His test, carried out by Navigenics, identified an increased risk of Alzheimer’s, which as Martin pointed out will be shared by at least one of his parents, neither of whom consented to be screened.

Martin also highlighted fears about data ownership and protection from hackers and third parties such as future employers and dating sites. This was raised later in the session by Alison Hall from the PHG Foundation, who discussed the conflict between consumers posting their haplotypes on Facebook sharing their data online and the fundamental principles of data security and confidentiality.

Claire was the most circumspect about the test, phoning her parents in advance to gauge their thoughts on being indirectly genotyped. She also choose not to disclose all the data, feeling the information was not hers alone to share and pointing out that today’s innocuous variants could be tomorrow’s risk magnets.

Although the testing provoked a range of emotions and there was much talk of hypothetical dangers, no one seemed to regret having taking the plunge. This is in line with the general lack of concrete evidence for damage caused by consumer genetic tests.

My final point is that the tests provided more fodder for jokes than they did undercover meaningful clinical insights. Ed’s blog post is full of smart gags (a hypothetical love child with Mark, science writer disease risk top trumps and too much talk of wet earwax). My favourite wisecracks from the session were Claire’s disappointment that her phenotype was less sexy than the dark-eyed curvy genotype prediction and Martin’s dismissal of his increased prostate cancer risk given his expected Alzheimer’s oblivion.

Ed’s results gave the starkest illustration of the insignificance of much of the potentially non-trivial information. Most genetic studies have been carried out on Europeans, so his Asian ancestry meant that his risk predictions are currently very unreliable and practically useless. But Ed now owns a copy of his genotype so will be able to uncover future associations as research becomes more geographically widespread.

There was also a genetic councillor, Christine Patch, on the panel who outlined the differences between the targeted clinical tests provided by the NHS and those of low predictive value available direct to consumers. For example, the NHS do not screen for the Alzheimer’s variants flagged in Martin’s results as the tests are not deemed clinically useful.

My only criticism of the session was that there wasn’t room on the agenda to explore the implications of full genome sequencing. James Brenton, from Cancer Research UK, hinted at the future complexity in his presentation on cancer genomics. He described research showing genetically distinct populations of cancers cells present in different locations of the same tumour, and how the populations evolve and shift in response to therapy.

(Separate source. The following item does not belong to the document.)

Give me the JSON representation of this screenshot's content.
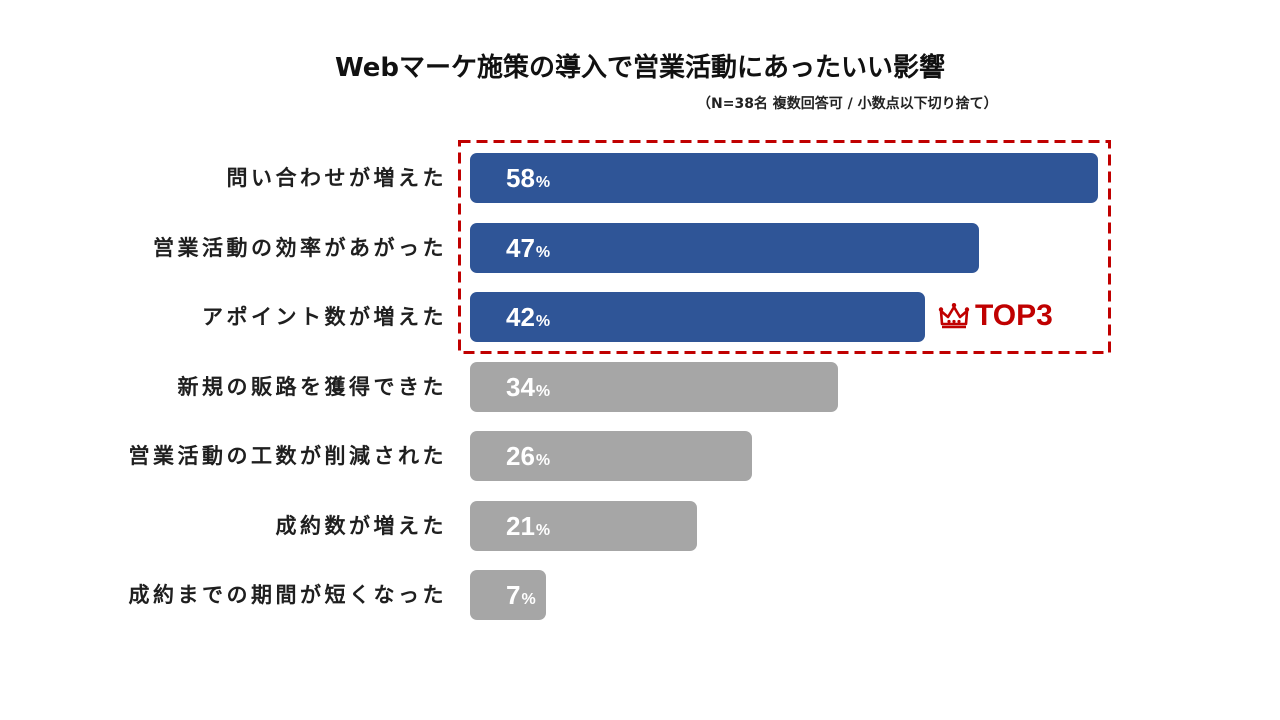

Neither was their time to discuss the previous day’s US hearing on regulation of the direct-to-consumer genetic test industry. If Daniel MacArthur was tired from staying up to post his analysis of the events on Genomes Unzipped, he didn’t show it.

The rest of the day was equally stimulating, a raft of expert speakers and bubbling discussion. There was much talk about the role of bloggers, social networks and cyberspace review. If the web provides an audience for newcomers typing from their kitchen table then this conference was equally inclusive. The day was made accessible by the efforts of British Association of Science Writers members and sponsorship from Elsevier and others.

Other conference attendees received genotyping kits, not all could present on the day. I am waiting for the results of a deCODEme cancer scan which will go in a separate post, and I will update this post with any links to others who share their experiences.

For me, it was a full, blissfully child-free, day immersed in science and new communication technologies. I left with a humming mind and a curiosity about what story my DNA would tell.